Dasar-dasar Hukum Perceraian
Ekuitas dalam properti akan menentukan jumlah yang harus dibayar orang yang melakukan refinancing kepada pihak lain untuk membeli bagian mereka yang setara. Pada penutupan pembiayaan kembali, suami atau istri dapat melakukan akta properti dengan akta keluar. Setelah pengalihan akta, pasangan akan menerima bagian yang disepakati dari ekuitas perkawinan.
Jika para pihak tidak dapat mencapai kesepakatan dan tidak ada anak, properti tersebut mungkin akan dipesan untuk dijual di persidangan perceraian Rhode Island.

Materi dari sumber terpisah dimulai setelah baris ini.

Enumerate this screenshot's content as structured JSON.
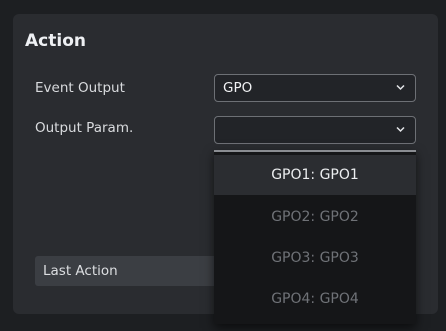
{
  "section": {
    "title": "Action"
  },
  "event_output": {
    "label": "Event Output",
    "value": "GPO"
  },
  "output_param": {
    "label": "Output Param.",
    "value": ""
  },
  "last_action": {
    "label": "Last Action"
  },
  "dropdown": {
    "options": [
      {
        "label": "GPO1: GPO1",
        "selected": true
      },
      {
        "label": "GPO2: GPO2",
        "selected": false
      },
      {
        "label": "GPO3: GPO3",
        "selected": false
      },
      {
        "label": "GPO4: GPO4",
        "selected": false
      }
    ]
  },
  "icons": {
    "select_chevron": "chevron-down-icon"
  },
  "colors": {
    "panel_bg": "#2a2c30",
    "page_bg": "#1d1f22",
    "dropdown_bg": "#151618",
    "option_active_bg": "#2b2d31",
    "option_inactive_text": "#6f7277",
    "option_active_text": "#eceef0"
  }
}
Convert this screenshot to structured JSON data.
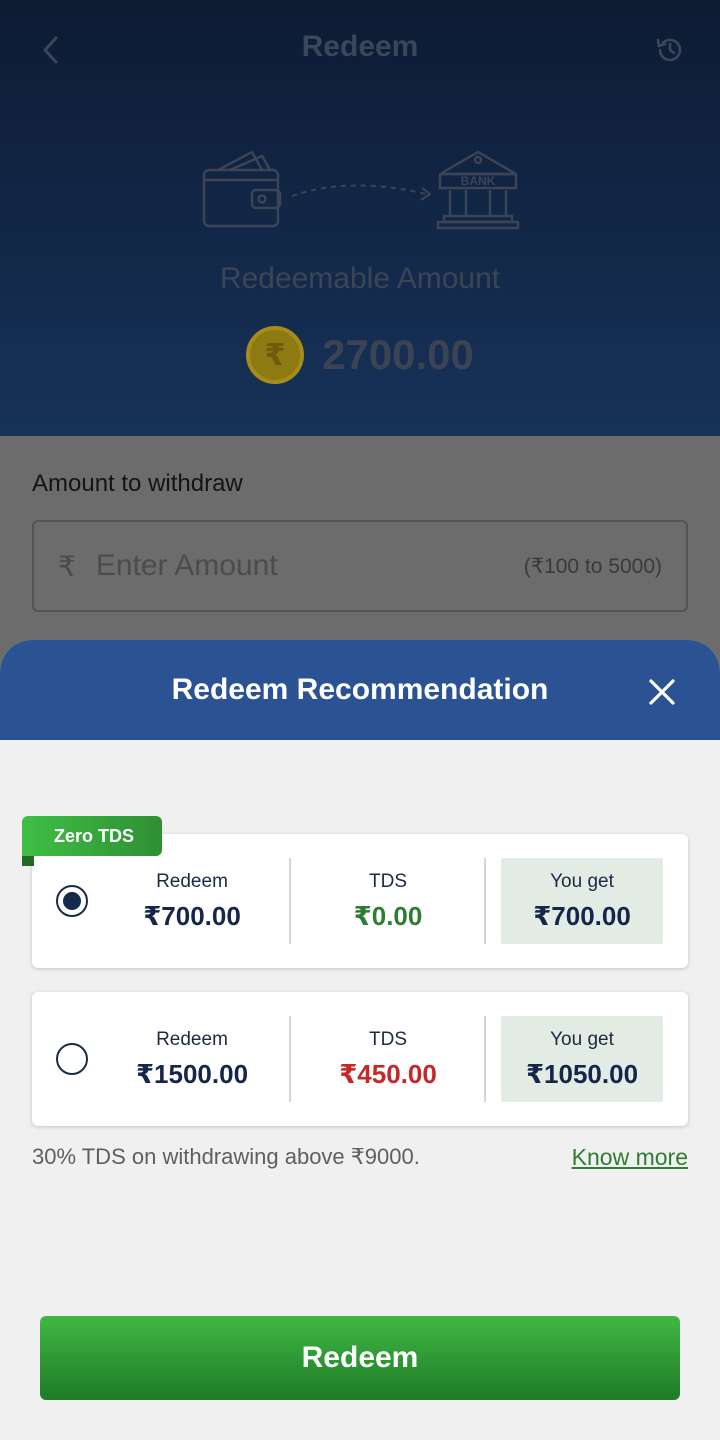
{
  "header": {
    "title": "Redeem",
    "back_icon": "chevron-left-icon",
    "history_icon": "history-icon"
  },
  "illustration": {
    "wallet_icon": "wallet-icon",
    "bank_label": "BANK"
  },
  "balance": {
    "label": "Redeemable Amount",
    "coin_symbol": "₹",
    "amount": "2700.00"
  },
  "withdraw": {
    "label": "Amount to withdraw",
    "currency_prefix": "₹",
    "placeholder": "Enter Amount",
    "range_hint": "(₹100 to 5000)"
  },
  "sheet": {
    "title": "Redeem Recommendation",
    "close_icon": "close-icon",
    "options": [
      {
        "badge": "Zero TDS",
        "selected": true,
        "redeem_label": "Redeem",
        "redeem_value": "₹700.00",
        "tds_label": "TDS",
        "tds_value": "₹0.00",
        "get_label": "You get",
        "get_value": "₹700.00"
      },
      {
        "selected": false,
        "redeem_label": "Redeem",
        "redeem_value": "₹1500.00",
        "tds_label": "TDS",
        "tds_value": "₹450.00",
        "get_label": "You get",
        "get_value": "₹1050.00"
      }
    ],
    "note": "30% TDS on withdrawing above ₹9000.",
    "know_more": "Know more",
    "redeem_button": "Redeem"
  },
  "colors": {
    "header_bg": "#13294a",
    "sheet_header": "#2b5292",
    "accent_green": "#2e7d32",
    "tds_red": "#c62828",
    "value_navy": "#14264a"
  }
}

Dalam beberapa kasus, salah satu pasangan mungkin setuju untuk mengambil kurang dari setengah dari ekuitas properti. Ini dapat dilakukan karena berbagai alasan termasuk: perbedaan dalam kapasitas penghasilan, pengakuan perselingkuhan atau perselingkuhan, penyeimbangan dari aset lain, dll.
Para pihak juga dapat menyetujui banyak skenario berbeda yang mungkin mencakup salah satu pihak yang tinggal di domisili perkawinan dan mendanai kembali di masa depan untuk membeli saham pihak lain. Ini biasanya melibatkan pihak yang tetap berada di rumah yang memberikan hipotek kepada pasangan lainnya.

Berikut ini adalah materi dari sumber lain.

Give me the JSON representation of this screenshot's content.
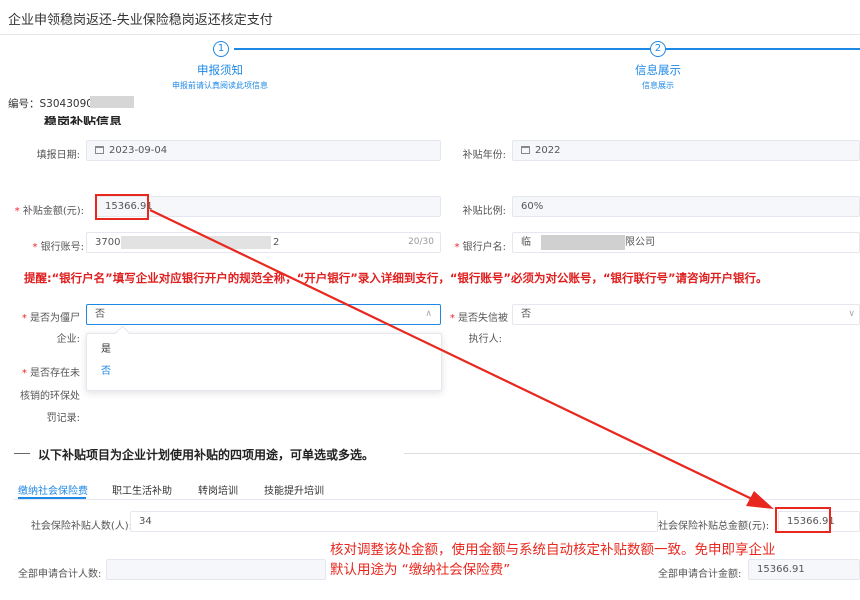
{
  "header": {
    "page_title": "企业申领稳岗返还-失业保险稳岗返还核定支付"
  },
  "steps": [
    {
      "number": "1",
      "title": "申报须知",
      "desc": "申报前请认真阅读此项信息"
    },
    {
      "number": "2",
      "title": "信息展示",
      "desc": "信息展示"
    }
  ],
  "serial": {
    "label": "编号：S304309047"
  },
  "section_partial_title": "稳岗补贴信息",
  "form": {
    "fill_date": {
      "label": "填报日期:",
      "value": "2023-09-04"
    },
    "subsidy_year": {
      "label": "补贴年份:",
      "value": "2022"
    },
    "subsidy_amount": {
      "label": "补贴金额(元):",
      "value": "15366.91"
    },
    "subsidy_ratio": {
      "label": "补贴比例:",
      "value": "60%"
    },
    "bank_account": {
      "label": "银行账号:",
      "value_prefix": "3700",
      "value_suffix": "2",
      "counter": "20/30"
    },
    "account_name": {
      "label": "银行户名:",
      "value_prefix": "临",
      "value_suffix": "限公司"
    },
    "zombie": {
      "label_line1": "是否为僵尸",
      "label_line2": "企业:",
      "value": "否"
    },
    "dishonest": {
      "label_line1": "是否失信被",
      "label_line2": "执行人:",
      "value": "否"
    },
    "env_penalty": {
      "label_line1": "是否存在未",
      "label_line2": "核销的环保处",
      "label_line3": "罚记录:"
    }
  },
  "warning": "提醒:“银行户名”填写企业对应银行开户的规范全称，“开户银行”录入详细到支行，“银行账号”必须为对公账号，“银行联行号”请咨询开户银行。",
  "dropdown": {
    "options": [
      "是",
      "否"
    ],
    "selected": "否"
  },
  "section2_title": "以下补贴项目为企业计划使用补贴的四项用途，可单选或多选。",
  "tabs": [
    "缴纳社会保险费",
    "职工生活补助",
    "转岗培训",
    "技能提升培训"
  ],
  "insurance": {
    "count_label": "社会保险补贴人数(人):",
    "count_value": "34",
    "total_label": "社会保险补贴总金额(元):",
    "total_value": "15366.91"
  },
  "totals": {
    "people_label": "全部申请合计人数:",
    "people_value": "",
    "amount_label": "全部申请合计金额:",
    "amount_value": "15366.91"
  },
  "annotation": {
    "line1": "核对调整该处金额，使用金额与系统自动核定补贴数额一致。免申即享企业",
    "line2": "默认用途为 “缴纳社会保险费”"
  },
  "colors": {
    "primary": "#1e88e5",
    "annotation_red": "#e8281e",
    "warning_red": "#e02020"
  }
}
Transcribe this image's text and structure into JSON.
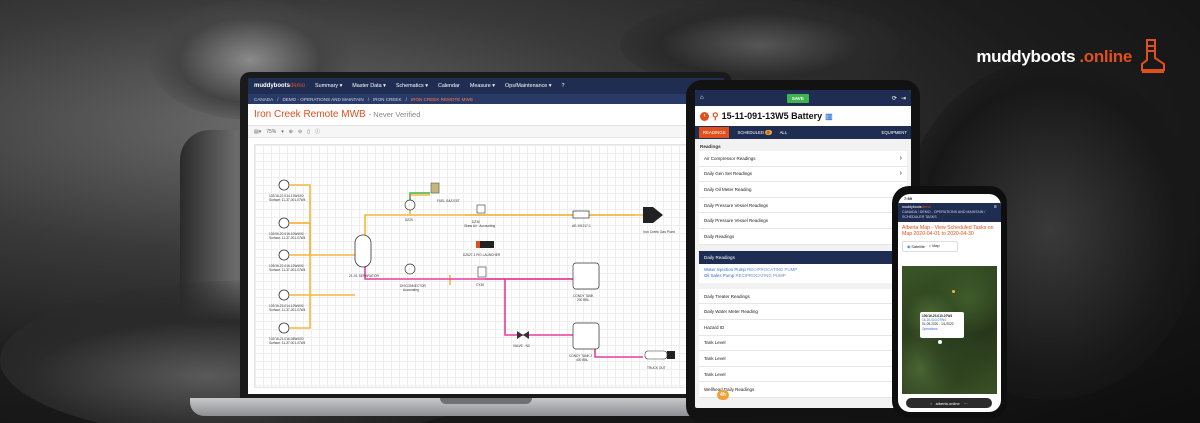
{
  "brand": {
    "name": "muddyboots",
    "suffix": ".online"
  },
  "laptop": {
    "logo": "muddyboots",
    "logo_suffix": "demo",
    "nav": [
      "Summary ▾",
      "Master Data ▾",
      "Schematics ▾",
      "Calendar",
      "Measure ▾",
      "Ops/Maintenance ▾"
    ],
    "breadcrumb": [
      "CANADA",
      "DEMO - OPERATIONS AND MAINTAIN",
      "IRON CREEK",
      "IRON CREEK REMOTE MWB"
    ],
    "title": "Iron Creek Remote MWB",
    "status": "- Never Verified",
    "zoom": "75%",
    "labels": {
      "well1": "102/16-22-014-13W4/00",
      "well1b": "Surface: 11-37-001-07W4",
      "well2": "102/06-20-016-10W4/00",
      "well2b": "Surface: 11-37-001-07W4",
      "well3": "103/16-22-016-12W4/00",
      "well3b": "Surface: 11-37-001-07W4",
      "well4": "102/16-23-014-12W4/00",
      "well4b": "Surface: 11-37-001-07W4",
      "well5": "102/16-21-016-08W4/00",
      "well5b": "Surface: 11-37-001-07W4",
      "sep": "21-01 SEPARATOR",
      "gas1": "DZ29",
      "fuel": "FUEL GAS EST",
      "meter1": "DZ30",
      "meter1b": "Glass Air - Accounting",
      "mix": "AE-101217-1",
      "pig": "DZ627-1 PIG LAUNCHER",
      "plant": "Iron Creek Gas Plant",
      "oil1": "DISCONNECTOR",
      "oil1b": "Accounting",
      "lact": "CY36",
      "tank1": "CONDY TANK",
      "tank1b": "200 BBL",
      "valve": "VALVE - NC",
      "tank2": "CONDY TANK 2",
      "tank2b": "400 BBL",
      "truck": "TRUCK OUT"
    }
  },
  "tablet": {
    "save": "SAVE",
    "title": "15-11-091-13W5 Battery",
    "tabs": {
      "readings": "READINGS",
      "scheduled": "SCHEDULED",
      "scheduled_count": "8",
      "all": "ALL",
      "equipment": "EQUIPMENT"
    },
    "section": "Readings",
    "list1": [
      "Air Compressor Readings",
      "Daily Gen Set Readings",
      "Daily Oil Meter Reading",
      "Daily Pressure Vessel Readings",
      "Daily Pressure Vessel Readings",
      "Daily Readings"
    ],
    "blue_header": "Daily Readings",
    "pumps": [
      {
        "name": "Water Injection Pump",
        "type": "RECIPROCATING PUMP"
      },
      {
        "name": "Oil Sales Pump",
        "type": "RECIPROCATING PUMP"
      }
    ],
    "list2": [
      "Daily Treater Readings",
      "Daily Water Meter Reading",
      "Hazard ID",
      "Tank Level",
      "Tank Level",
      "Tank Level",
      "Wellhead Daily Readings"
    ],
    "footer_badge": "4h"
  },
  "phone": {
    "time": "7:59",
    "logo": "muddyboots",
    "logo_suffix": "demo",
    "crumb": "CANADA / DEMO - OPERATIONS AND MAINTAIN / SCHEDULER TASKS",
    "title": "Alberta Map - View Scheduled Tasks on Map 2020-04-01 to 2020-04-30",
    "toggle": {
      "satellite": "Satellite",
      "map": "Map"
    },
    "popup": {
      "title": "100/16-20-010-07W4",
      "line1": "16-20-010-07W4",
      "line2": "01-09-2020 - 1/1/2020",
      "line3": "Operations"
    },
    "url": "alberta.online"
  },
  "colors": {
    "accent": "#e0501e",
    "navy": "#1f2d52",
    "gas": "#f5b53b",
    "oil": "#e83c9e",
    "green": "#3eb34f"
  }
}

Benar-benar tidak ada batasan untuk jenis perjanjian yang dapat dicapai para pihak dan ada kemungkinan bahwa para pihak dapat menukar aset di mana salah satu pasangan menerima aset yang berbeda seperti akun pensiun sebagai imbalan pihak lain mendapatkan hak atas real estat. . Berhati-hatilah karena mungkin ada implikasi pajak federal untuk pengorbanan semacam itu!
Hal ini bisa menjadi rumit karena pengalihan properti tanpa pembiayaan kembali saat ini tidak akan menghilangkan nama properti dari hipotek dan surat promes. Orang yang melakukan akta properti tanpa pembiayaan kembali harus memastikan bahwa pihak lain benar-benar membayar hipotek, pajak, dan asuransi secara tepat waktu jika tidak, kredit mereka dapat diberlakukan.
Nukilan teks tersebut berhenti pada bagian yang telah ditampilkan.